A DKNY heel.

Twisted classics. Comfort technology. Stretch. The seven-hour shoe. Gloves for the feet. Sexy, witty, breathable.

This story first appeared in the October 29, 2012 issue of WWD.  Subscribe Today.

Those are some buzzwords footwear designer Eileen Shields uses to describe the next chapter for DKNY’s shoe category. Shields joined Donna Karan’s design team in 1992 to help launch footwear and remained there for more than a decade before leaving to start her own namesake line in 2004, as well as to open a store in Ireland. That line has since been discontinued, and Shields has returned to DKNY as vice president of footwear design.

“The company was looking to take the business in the next direction, and you know when the stars are just aligned?” Shields said. “DKNY is completely poised for the next big thing. I knew that I had to get  involved.”

The brand aims to rejuvenate the category with shoes that emphasize comfort and stretch — but without the appearance of traditional, sensible shoes. High-top sneakers will have zippers on the side, traditional tennis shoes boast hidden wedges and knee-high boots will have stretch lining down the inside of the boot.

“All those details that you might not see from outside but you feel, and you wanna wear them over and over again. People are trying on the samples and saying they feel different, softer.
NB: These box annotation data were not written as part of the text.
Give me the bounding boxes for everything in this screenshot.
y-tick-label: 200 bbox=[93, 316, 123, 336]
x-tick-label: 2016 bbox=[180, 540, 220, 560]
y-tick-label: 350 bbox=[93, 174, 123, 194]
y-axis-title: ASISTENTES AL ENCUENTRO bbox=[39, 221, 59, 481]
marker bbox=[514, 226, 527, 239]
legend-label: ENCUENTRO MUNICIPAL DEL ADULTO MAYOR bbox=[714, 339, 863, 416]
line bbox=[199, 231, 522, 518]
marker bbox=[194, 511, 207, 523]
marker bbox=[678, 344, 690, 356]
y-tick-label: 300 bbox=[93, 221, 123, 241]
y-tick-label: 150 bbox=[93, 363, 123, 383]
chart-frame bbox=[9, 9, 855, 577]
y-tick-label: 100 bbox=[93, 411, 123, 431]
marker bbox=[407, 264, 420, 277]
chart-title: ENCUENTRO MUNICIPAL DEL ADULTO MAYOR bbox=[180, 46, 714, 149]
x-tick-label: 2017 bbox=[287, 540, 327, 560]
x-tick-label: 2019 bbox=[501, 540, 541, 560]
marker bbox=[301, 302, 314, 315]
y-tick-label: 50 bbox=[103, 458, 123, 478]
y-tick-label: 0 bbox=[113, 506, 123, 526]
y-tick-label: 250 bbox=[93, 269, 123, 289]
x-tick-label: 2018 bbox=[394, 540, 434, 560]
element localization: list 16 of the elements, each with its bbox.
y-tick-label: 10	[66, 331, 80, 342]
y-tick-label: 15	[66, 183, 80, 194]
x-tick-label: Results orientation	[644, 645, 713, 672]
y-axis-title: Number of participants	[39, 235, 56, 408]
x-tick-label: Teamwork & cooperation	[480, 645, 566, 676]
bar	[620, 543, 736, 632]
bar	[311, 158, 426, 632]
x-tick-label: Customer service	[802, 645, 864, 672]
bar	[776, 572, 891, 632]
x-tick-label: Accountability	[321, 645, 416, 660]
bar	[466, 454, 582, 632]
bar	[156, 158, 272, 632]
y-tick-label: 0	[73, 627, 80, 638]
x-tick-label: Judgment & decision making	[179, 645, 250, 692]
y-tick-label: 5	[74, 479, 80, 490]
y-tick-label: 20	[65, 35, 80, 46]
We have five-inch heels, and people are saying they’re so comfortable,” Shields said.

The company has sourced new biodegradable and recyclable materials from Germany — materials generally found in athletic shoes — and plans to expand its midheel and sneaker offerings.

“Platforms have become so popular. Everything’s been really sexy, and that’s really relevant,” Shields said. “But there’s a massive [lack of] midheels. Midheels need to be gorgeous and well-designed.”

Prices are consistent with current collections. Most shoes run from $225 to $325, while over-the-knee boots might go as high as $500 to $600. The spring collection will be the first under Shields’ creative direction, with initial deliveries hitting retailers in January and February.

“We want shoes to wear you, not you to wear the shoes. When you don’t feel shoes, you know they’re fitting right,” said Shields. “How long could you wear the shoe? Could you wear this all day? That’s our goal — that [the customer] feels and looks beautiful.”